Behind the scenes at Holyrood
Attention in parliament tends to focus, understandably, upon the elected tribunes of the people.
After all, they have the vote, they have the stage, they have the limelight (or its contemporary environmental equivalent.)
But, behind the scenes, there are sundry worthy toilers who assist the path of democracy. The Official Report. The Office of the Clerk. SPICE.
The latter is the Scottish Parliamentary Information Centre. You will occasionally hear this fine team referenced by MSPs - generally when the SPICE info happens to coincide, probably accidentally, with whatever tendentious case the politicians are advancing.
The SPICE girls and boys (OK, sorry, but you knew I was heading there) site themselves at the very core of the parliamentary campus, ready to offer their dispassionate expertise to all sides in the Holyrood merry-go-round.
But today there was an offer of another kind displayed outside one of the collective parliamentary offices in Holyrood's Garden Lobby.
It asked passers-by whether they were preparing to stand down from parliament. It then indicated readiness to tender advice on the procedure to follow as they left. (No, stuff about closing their office and releasing staff. Not, "shut the door behind you.")
Helpful, no doubt. Valuable, certainly. But a rather abrupt reminder, nonetheless, that political careers can be truncated. Sometimes by personal choice. More commonly, at the behest of the electorate.
One element which may well influence voters' choice is taxation - the very topic under debate by MSPs this afternoon as they considered the Scottish Budget Bill at Stage One in the chamber.
Was it my imagination? Or did one or two MSPs look a little misty-eyed?
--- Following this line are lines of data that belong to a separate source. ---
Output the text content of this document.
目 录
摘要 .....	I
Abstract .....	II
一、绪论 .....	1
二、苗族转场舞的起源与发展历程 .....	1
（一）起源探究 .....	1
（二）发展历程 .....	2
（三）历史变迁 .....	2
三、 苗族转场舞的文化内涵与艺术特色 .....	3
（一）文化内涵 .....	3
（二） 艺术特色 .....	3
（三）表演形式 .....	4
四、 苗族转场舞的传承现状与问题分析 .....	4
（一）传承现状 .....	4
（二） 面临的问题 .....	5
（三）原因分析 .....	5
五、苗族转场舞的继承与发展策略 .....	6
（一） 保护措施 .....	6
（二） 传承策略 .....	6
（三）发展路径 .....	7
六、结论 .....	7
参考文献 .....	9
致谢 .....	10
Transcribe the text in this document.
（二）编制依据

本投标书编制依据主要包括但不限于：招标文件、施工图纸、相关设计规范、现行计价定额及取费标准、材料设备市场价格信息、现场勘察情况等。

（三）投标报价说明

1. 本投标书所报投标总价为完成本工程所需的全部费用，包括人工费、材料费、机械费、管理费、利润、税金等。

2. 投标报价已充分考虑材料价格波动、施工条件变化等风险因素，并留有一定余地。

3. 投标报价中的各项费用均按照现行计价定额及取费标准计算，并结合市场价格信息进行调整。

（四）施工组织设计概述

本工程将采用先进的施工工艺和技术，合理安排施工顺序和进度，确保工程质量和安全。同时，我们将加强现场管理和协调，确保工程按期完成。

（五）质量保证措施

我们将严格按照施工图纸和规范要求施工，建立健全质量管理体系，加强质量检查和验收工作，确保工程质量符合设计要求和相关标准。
Perhaps they had seen that brief reminder of political transience, posted in the Garden Lobby? No, you're right. It was my imagination.
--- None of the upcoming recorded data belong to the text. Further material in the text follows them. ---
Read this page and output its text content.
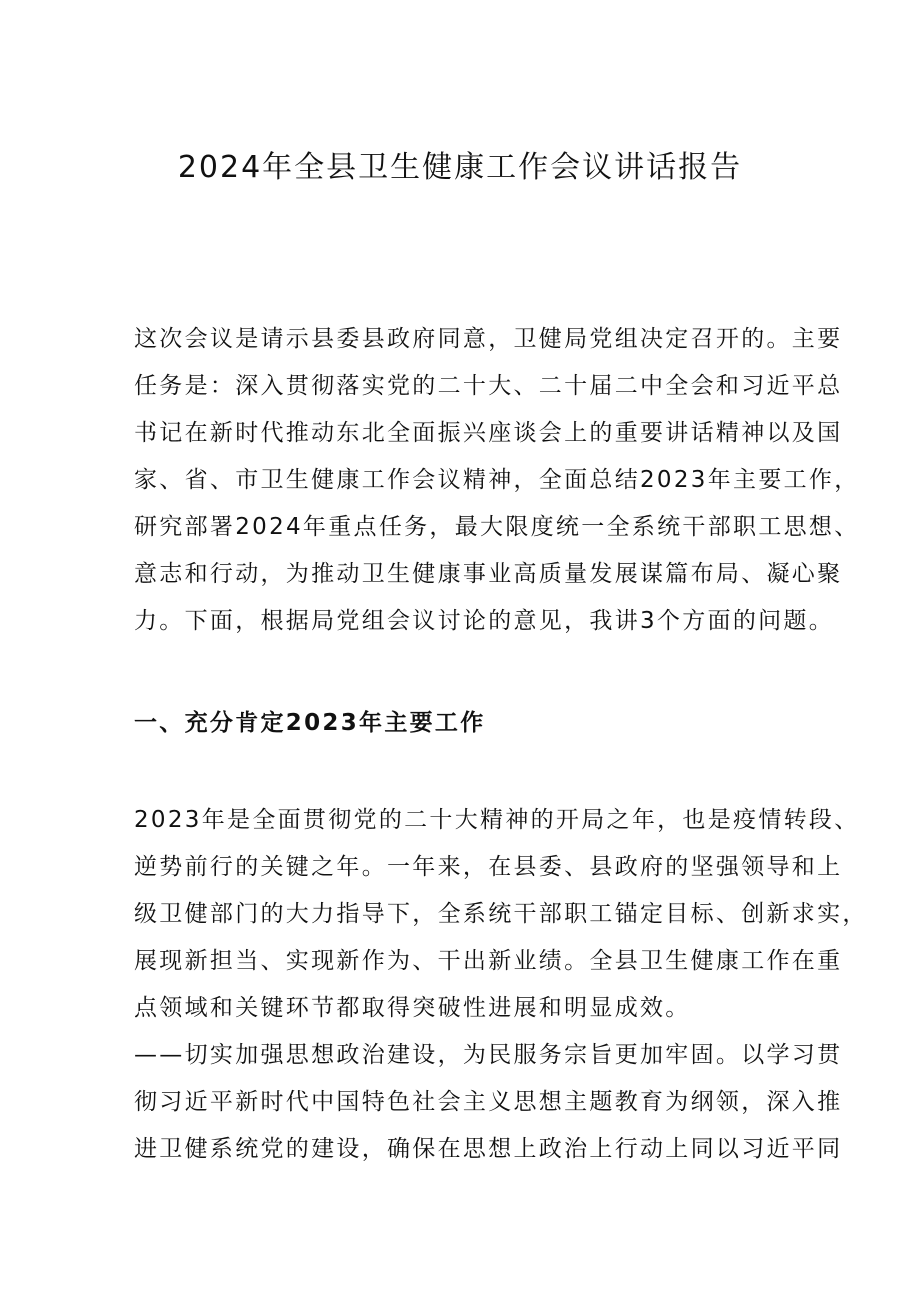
2024年全县卫生健康工作会议讲话报告

这次会议是请示县委县政府同意，卫健局党组决定召开的。主要

任务是：深入贯彻落实党的二十大、二十届二中全会和习近平总

书记在新时代推动东北全面振兴座谈会上的重要讲话精神以及国

家、省、市卫生健康工作会议精神，全面总结2023年主要工作，

研究部署2024年重点任务，最大限度统一全系统干部职工思想、

意志和行动，为推动卫生健康事业高质量发展谋篇布局、凝心聚

力。下面，根据局党组会议讨论的意见，我讲3个方面的问题。

一、充分肯定2023年主要工作

2023年是全面贯彻党的二十大精神的开局之年，也是疫情转段、

逆势前行的关键之年。一年来，在县委、县政府的坚强领导和上

级卫健部门的大力指导下，全系统干部职工锚定目标、创新求实，

展现新担当、实现新作为、干出新业绩。全县卫生健康工作在重

点领域和关键环节都取得突破性进展和明显成效。

——切实加强思想政治建设，为民服务宗旨更加牢固。以学习贯

彻习近平新时代中国特色社会主义思想主题教育为纲领，深入推

进卫健系统党的建设，确保在思想上政治上行动上同以习近平同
The debate, itself, was decidedly lively: undoubtedly, a consequence of the new powers which have already come Holyrood's way and those, perhaps, hereafter.
The Finance Secretary, John Swinney, was powerful and passionate, especially when deviating from his planned script. He would not, he glowered, add to the financial burden faced by hard-pressed workers through increasing income tax, as Labour and the Liberal Democrats have proposed.
Mr Swinney was also notably blunt re Labour's plan to rebate £100, through councils, to the lowest paid. It was, said the Finance Secretary, unplanned, unworkable, possibly illegal - and might, in itself, result in a further income tax levy. Labour disputes all those claims - and says it has advice to the contrary.
Labour's Jackie Baillie was meticulous in characterising the issue as a straightforward choice. Ditto Willie Rennie of the Liberal Democrats who, in a rather effective passage, said that Mr Swinney's familiar refrains no longer applied. Any cuts could now be traced to him, not Westminster.
Not for the first time, the wittiest speech came from Murdo Fraser of the Conservatives. Mock gloomily, he depicted the Scottish Tories, alone and palely loitering as they sought to counter the tide of tax increasers.
No longer, he chortled. Now, he said, it gladdened his Tory heart to welcome John Swinney as a recruit. They were, he satirised, shoulder to shoulder. Or, rather, Better Together. Mr Swinney studied his papers assiduously, while permitting himself the faint shadow of a tiny smile.